Márcio anuiu com a cabeça e, enquanto Angélica se afastava, se deixou ficar no banco do carona repassando suas memórias, sua mãe, seu pai e irmãos. Como será que estariam eles. Quando conversava com Judith perguntava sobre eles e a resposta era uma só: “ – Estão do mesmo jeito”. E se procurasse por Márcia, a resposta era mais agressiva: “ – Por que você ainda pergunta daquela cadela que te desgraçou e envergonhou nossa família? Não vem me dizer que está pensando em procurá-la? Se fizer isso e eu souber, esquece que sou tua mãe. Tchau!”

Estava com saudades de todos, mas sabia que levaria tempo para o pessoal esquecer de toda aquela história, mais por ele ter levado uma sova do trio que fazia o ménage em sua cama, do que pelo fato de a noiva trai-lo na véspera do casamento. Outro agravante era que a pessoa que sempre se colocava em equilíbrio, buscando a harmonia em tudo, de repente virou um desiquilibrado. Não podia ter partido para a porrada por conta das leviandades de Márcia. E depois de tudo isso, veio à tona o fato de que o namoro seguido de noivado era uma maneira de ofender os pais da noiva, declaradamente racistas. A partir do momento em que viram o enlace como algo positivo para a filha, ela se revolta e tramou toda aquela situação vexatória.

Enquanto Márcio viajava no ontem, Angélica, que acabara de colocar os dois computadores no porta-malas do carro, entra no veículo e pergunta ao repórter: “- Onde estava o meu querido amigo repórter?”. Diante do silêncio dele, completa: “- Não vai me dizer que naquela noite que parece nunca ter fim?”. Márcio permanece mudo e a arquiteta lhe dá um apertão na mão e sentencia: “-Caso queira conversar sobre isso, é só dizer, contudo, se não quiser, respeitarei o seu silêncio. Mas estarei sempre contigo, meu amigo”.

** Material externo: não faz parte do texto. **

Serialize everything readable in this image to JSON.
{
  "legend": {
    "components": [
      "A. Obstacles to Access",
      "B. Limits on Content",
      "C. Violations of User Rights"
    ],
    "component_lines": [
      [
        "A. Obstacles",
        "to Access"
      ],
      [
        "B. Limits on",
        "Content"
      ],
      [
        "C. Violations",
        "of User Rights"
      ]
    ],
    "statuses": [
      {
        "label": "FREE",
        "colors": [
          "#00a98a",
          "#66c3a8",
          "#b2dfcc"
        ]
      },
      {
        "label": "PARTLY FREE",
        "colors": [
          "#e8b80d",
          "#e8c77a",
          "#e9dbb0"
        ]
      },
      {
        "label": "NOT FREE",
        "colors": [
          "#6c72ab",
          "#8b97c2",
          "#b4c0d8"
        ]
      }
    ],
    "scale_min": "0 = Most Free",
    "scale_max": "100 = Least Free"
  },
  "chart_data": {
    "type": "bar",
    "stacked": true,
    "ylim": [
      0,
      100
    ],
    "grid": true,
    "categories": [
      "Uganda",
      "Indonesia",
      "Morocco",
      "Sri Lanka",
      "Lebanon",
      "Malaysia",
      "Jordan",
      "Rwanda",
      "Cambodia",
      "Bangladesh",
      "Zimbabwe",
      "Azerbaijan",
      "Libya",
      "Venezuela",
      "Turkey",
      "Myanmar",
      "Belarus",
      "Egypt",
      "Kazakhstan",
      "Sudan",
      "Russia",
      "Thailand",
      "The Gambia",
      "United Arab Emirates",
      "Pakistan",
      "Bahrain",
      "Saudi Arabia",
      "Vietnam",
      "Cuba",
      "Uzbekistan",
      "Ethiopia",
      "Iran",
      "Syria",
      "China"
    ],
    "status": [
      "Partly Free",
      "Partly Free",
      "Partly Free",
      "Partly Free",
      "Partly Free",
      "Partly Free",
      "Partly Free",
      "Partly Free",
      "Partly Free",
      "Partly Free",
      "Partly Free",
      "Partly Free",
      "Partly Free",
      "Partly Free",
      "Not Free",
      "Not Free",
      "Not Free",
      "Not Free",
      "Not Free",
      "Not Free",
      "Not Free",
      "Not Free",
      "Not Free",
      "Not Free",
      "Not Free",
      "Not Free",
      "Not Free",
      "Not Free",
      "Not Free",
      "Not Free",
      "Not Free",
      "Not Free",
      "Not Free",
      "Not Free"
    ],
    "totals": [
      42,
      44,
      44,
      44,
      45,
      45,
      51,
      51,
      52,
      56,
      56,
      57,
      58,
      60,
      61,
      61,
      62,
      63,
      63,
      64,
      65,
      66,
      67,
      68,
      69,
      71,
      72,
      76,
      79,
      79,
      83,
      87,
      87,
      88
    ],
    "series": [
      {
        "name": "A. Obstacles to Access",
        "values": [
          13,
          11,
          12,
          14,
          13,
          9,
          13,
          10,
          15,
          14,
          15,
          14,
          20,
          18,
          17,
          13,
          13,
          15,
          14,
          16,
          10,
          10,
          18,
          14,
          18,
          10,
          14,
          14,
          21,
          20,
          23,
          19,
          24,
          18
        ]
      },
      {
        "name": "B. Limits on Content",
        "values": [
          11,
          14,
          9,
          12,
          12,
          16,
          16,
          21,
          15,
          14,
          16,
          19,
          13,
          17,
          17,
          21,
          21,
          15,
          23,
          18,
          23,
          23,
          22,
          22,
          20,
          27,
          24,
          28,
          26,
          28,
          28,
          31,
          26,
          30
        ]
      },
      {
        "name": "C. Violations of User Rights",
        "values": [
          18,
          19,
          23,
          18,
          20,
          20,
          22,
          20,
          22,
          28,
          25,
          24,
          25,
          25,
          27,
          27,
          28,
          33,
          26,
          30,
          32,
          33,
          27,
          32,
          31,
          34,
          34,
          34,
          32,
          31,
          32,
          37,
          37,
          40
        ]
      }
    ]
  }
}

– Obrigado Keka. Teu colo me conforta, me deixando em paz.

Trafegaram um bom trecho sem trocarem uma palavra se quer. Ora ele olhava para a arquiteta e outros momentos, ela ficava lhe encarando, balançando a cabeça por conta das roupas que Márcio usava. Até que o repórter quebrou o silêncio, fazendo uma pergunta: “- Rodolfo já tentou atravessar o sinal com você?”

– Já e foi uma vez só. Veio com uma conversa que não existia mulher homossexual, mas que foi mal cantada.

– E o que você disse a ele?

– Que talvez a mãe dele se encaixasse naquela definição, pois se tivesse tido uma boa trepada não teria nascido um parvo como ele. Disse ainda que se quisesse continuar a trabalhar comigo deveria ficar de boca fechada, obedecendo as ordens que recebia. Só isso. Eu o pagava para ser meu segurança e não emitir comentários sobre a minha vida e as minhas escolhas.

– Ah sim! Entendi e agora compreendo porque ele veio com gracejos comigo e o seu irmão disse que poderia ter levado um fora e, que, por estar vendo como nos relacionamos, pintou aquela dor de cotovelo e a provocação para eu revidar. Mas não vou me ocupar disso agora.

Novo silêncio e quando o automóvel se aproximava do prédio em que a arquiteta mora, Márcio lhe contou a história que Amadeu falou sobre as alucinações do pai vendo uma pessoa e ainda conversava com ela, mas de fato, não tinha ninguém ali com ele.

– Essa é uma outra história que depois eu te conto. Pegue aqui as chaves do seu apartamento. Ele é todo seu. É um presente que lhe dou e não aceito devolução.

– Oba! Então posso voltar hoje mesmo para o meu canto! Que maravilha!

– Negativo lindinho! Só depois que o pessoal levar seus móveis e eu ver a arrumação. Tenho que resolver também a situação do apartamento do Amadeu. Então, pode ir tirando o cavalo da chuva. Penso que vai demorar pelo menos uns dois ou três dias e tem mais, ficarei com uma chave. Terei que mandar a faxineira uma vez por semana lá. Mas, pela sua empolgação, me parece que você resolveu ficar por aqui.

– Não sei ainda! Mas se eu conseguir manter o Amadeu na Terra, sei que posso ir embora. Aqui não é meu lugar. Fiquei como sem-teto por mero capricho de sua família. Penso em chegar, pelo menos, aos 70 anos e não quero levar surras homéricas dos capangas de seu pai

“- Esquece minha família. Ela é problema meu. Garanto que ninguém mais atravessará o seu caminho, o meu e do meu irmão. E logo, logo você poderá ir embora e encontrar a esposa que teu coração merece”, finalizou a arquiteta.